リチウムを電極に使う二次電池は今回、吉野氏と同時にノーベル化学賞を受賞した米ニューヨーク州立大学のマイケル・スタンリー・ウィッティンガム卓越教授が1970年代に開発しましたが、すぐに発火してしまい実用化されませんでした。その後、同じく今回の受賞者である米テキサス大学のジョン・グッドイナフ教授が電池の正極として、化合物のコバルト酸リチウムを開発しましたが、発火の危険性は解消されませんでした。これらの成果を生かし、吉野氏はコバルト酸リチウムを正極に、炭素素材を負極にそれぞれ使う方式を考案。正極と負極を隔ててショートするのを防ぐセパレーター(絶縁材)の開発なども含めてリチウムイオン電池の基本構造を確立し、85年に特許を出願しました。

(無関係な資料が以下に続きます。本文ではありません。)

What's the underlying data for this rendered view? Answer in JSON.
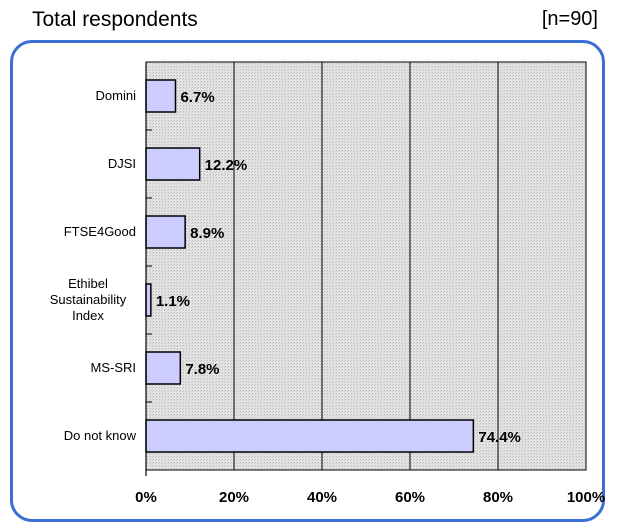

リチウムイオン電池は91年、ソニーが世界で初めて商品化。その後、東芝や旧三洋電機なども相次ぎ製品化しました。ニッケル・カドミウム電池(ニッカド電池)などの二次電池に代わって、90年代半ばからポータブルCDプレーヤーやノートパソコンなどへの搭載が広がり、電子機器の小型化が進みました。特に携帯電話の軽量・小型化は世界の通信環境を一変させました。リチウムイオン電池は日本のエレクトロニクス産業を支える商品として、日本製が世界で高いシェアを占めましたが、2010年ごろから韓国や中国のメーカーが台頭し、市場での立場が逆転しました。
リチウムイオン電池は近年、ハイブリッド車や家庭用蓄電装置、国際宇宙ステーションなどでも使われ、需要はさらに拡大しています。特に、従来のニッケル水素電池と比べ数倍のエネルギーをためられるうえ、電圧が高く大きな出力(パワー)が得られるため、EVへの普及が進んでいます。調査会社の富士経済(東京・中央)は、19年は4兆7855億円の世界のリチウムイオン電池の市場規模が22年には7兆3914億円に拡大すると予想しています。